What’s New in Research?
Science is moving fast. The NEPTUNE study found three distinct molecular subtypes of FSGS. One responds to steroids, another to rituximab, and a third doesn’t respond at all. That means one day, we might test your kidney tissue and know exactly which drug to use-no trial and error.
Researchers are also testing drugs that protect podocytes-the cells that keep proteins in. Rho kinase inhibitors, for example, have reduced proteinuria by 60-70% in animal models. Human trials are coming soon.
Genetic testing is now recommended for kids under 1 or with a family history. If it’s a genetic form, steroids won’t help. You avoid unnecessary treatment and focus on supportive care instead.
Is nephrotic syndrome curable?
In many cases, yes-especially in children with minimal change disease. Most go into remission with steroids and stay in remission for years. But it’s not always a one-time fix. Relapses are common, and some forms like FSGS or diabetes-related nephrotic syndrome can lead to permanent kidney damage. The goal is to achieve and maintain remission to protect kidney function long-term.

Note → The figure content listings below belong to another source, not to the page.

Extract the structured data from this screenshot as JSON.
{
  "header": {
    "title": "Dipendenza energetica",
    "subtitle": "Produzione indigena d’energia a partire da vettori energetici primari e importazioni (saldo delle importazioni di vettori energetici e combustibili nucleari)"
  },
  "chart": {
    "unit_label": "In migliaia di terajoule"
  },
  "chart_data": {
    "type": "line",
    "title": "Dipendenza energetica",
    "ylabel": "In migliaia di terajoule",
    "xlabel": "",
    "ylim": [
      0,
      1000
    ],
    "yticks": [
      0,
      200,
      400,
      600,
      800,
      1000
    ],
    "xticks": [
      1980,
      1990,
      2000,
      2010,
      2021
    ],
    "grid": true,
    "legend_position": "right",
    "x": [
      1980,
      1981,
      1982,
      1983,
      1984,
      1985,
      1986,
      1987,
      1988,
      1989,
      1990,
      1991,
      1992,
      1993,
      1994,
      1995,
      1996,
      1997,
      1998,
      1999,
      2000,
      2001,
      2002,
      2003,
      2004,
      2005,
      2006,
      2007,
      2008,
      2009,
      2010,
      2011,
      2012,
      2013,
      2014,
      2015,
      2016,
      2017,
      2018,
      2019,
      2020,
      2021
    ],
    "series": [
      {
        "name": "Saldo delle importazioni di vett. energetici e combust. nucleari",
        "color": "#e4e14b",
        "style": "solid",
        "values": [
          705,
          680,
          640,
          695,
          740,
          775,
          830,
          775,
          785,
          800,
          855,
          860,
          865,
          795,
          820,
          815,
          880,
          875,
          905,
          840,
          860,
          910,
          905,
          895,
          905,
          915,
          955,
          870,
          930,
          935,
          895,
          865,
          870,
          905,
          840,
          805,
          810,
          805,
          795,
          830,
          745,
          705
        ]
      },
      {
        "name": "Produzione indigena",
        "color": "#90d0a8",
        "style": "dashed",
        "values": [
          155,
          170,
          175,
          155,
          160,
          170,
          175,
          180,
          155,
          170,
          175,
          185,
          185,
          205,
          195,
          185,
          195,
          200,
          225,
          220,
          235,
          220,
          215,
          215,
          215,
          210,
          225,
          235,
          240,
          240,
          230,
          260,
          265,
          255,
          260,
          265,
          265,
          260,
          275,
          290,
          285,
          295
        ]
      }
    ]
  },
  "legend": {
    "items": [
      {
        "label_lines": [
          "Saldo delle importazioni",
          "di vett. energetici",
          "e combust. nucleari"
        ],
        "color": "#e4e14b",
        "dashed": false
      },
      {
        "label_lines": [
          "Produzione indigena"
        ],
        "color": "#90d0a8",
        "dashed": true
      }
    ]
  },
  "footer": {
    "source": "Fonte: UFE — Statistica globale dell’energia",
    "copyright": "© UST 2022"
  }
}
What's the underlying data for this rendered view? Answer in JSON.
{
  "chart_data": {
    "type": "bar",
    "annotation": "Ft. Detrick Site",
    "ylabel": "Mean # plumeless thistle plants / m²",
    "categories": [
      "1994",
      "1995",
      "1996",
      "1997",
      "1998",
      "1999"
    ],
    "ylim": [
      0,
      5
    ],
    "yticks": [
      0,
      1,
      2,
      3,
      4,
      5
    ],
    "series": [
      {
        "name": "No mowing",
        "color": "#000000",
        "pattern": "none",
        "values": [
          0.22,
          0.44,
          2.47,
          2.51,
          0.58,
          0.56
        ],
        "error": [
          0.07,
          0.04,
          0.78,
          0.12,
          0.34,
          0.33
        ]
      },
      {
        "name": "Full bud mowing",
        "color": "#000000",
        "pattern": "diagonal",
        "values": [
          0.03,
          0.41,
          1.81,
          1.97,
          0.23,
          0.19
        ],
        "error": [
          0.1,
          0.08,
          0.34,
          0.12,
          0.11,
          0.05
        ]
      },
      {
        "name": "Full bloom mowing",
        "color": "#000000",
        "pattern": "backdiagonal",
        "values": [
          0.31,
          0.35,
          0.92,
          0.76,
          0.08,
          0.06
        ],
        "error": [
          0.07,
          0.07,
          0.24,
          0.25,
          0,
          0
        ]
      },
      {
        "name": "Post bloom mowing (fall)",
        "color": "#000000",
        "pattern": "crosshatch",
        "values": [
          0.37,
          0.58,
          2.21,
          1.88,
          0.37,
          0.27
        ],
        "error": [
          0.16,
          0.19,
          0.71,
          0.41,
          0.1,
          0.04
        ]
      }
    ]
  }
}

Can diet alone treat nephrotic syndrome?
No. Diet helps manage symptoms like swelling and high cholesterol, but it doesn’t fix the damaged kidney filters. Medications like steroids or immunosuppressants are needed to reduce proteinuria. A low-salt, balanced-protein diet supports treatment but can’t replace it.
Why do people with nephrotic syndrome get blood clots?
When the kidneys leak large amounts of protein, they also lose anticoagulant proteins like antithrombin. This makes the blood more likely to clot. The risk is highest when serum albumin drops below 2.0 g/dL. Blood clots can form in the legs, lungs, or even the kidney veins themselves, which can cause sudden pain and kidney damage.
Is nephrotic syndrome genetic?
Most cases aren’t. But about 1% are caused by inherited gene mutations, like NPHS1 or NPHS2. These usually show up in infancy or early childhood. Genetic testing is now recommended for babies under 1 year old with nephrotic syndrome or those with a family history. If it’s genetic, steroids won’t work-treatment focuses on managing symptoms and preparing for possible kidney transplant.
Can you live a normal life with nephrotic syndrome?
Yes, many do. Kids with minimal change disease often outgrow it by adolescence. Adults with responsive forms can stay in remission for years with proper treatment. The key is regular monitoring, sticking to meds, watching your salt intake, and treating relapses early. While some may eventually need dialysis, most can live full, active lives with careful management.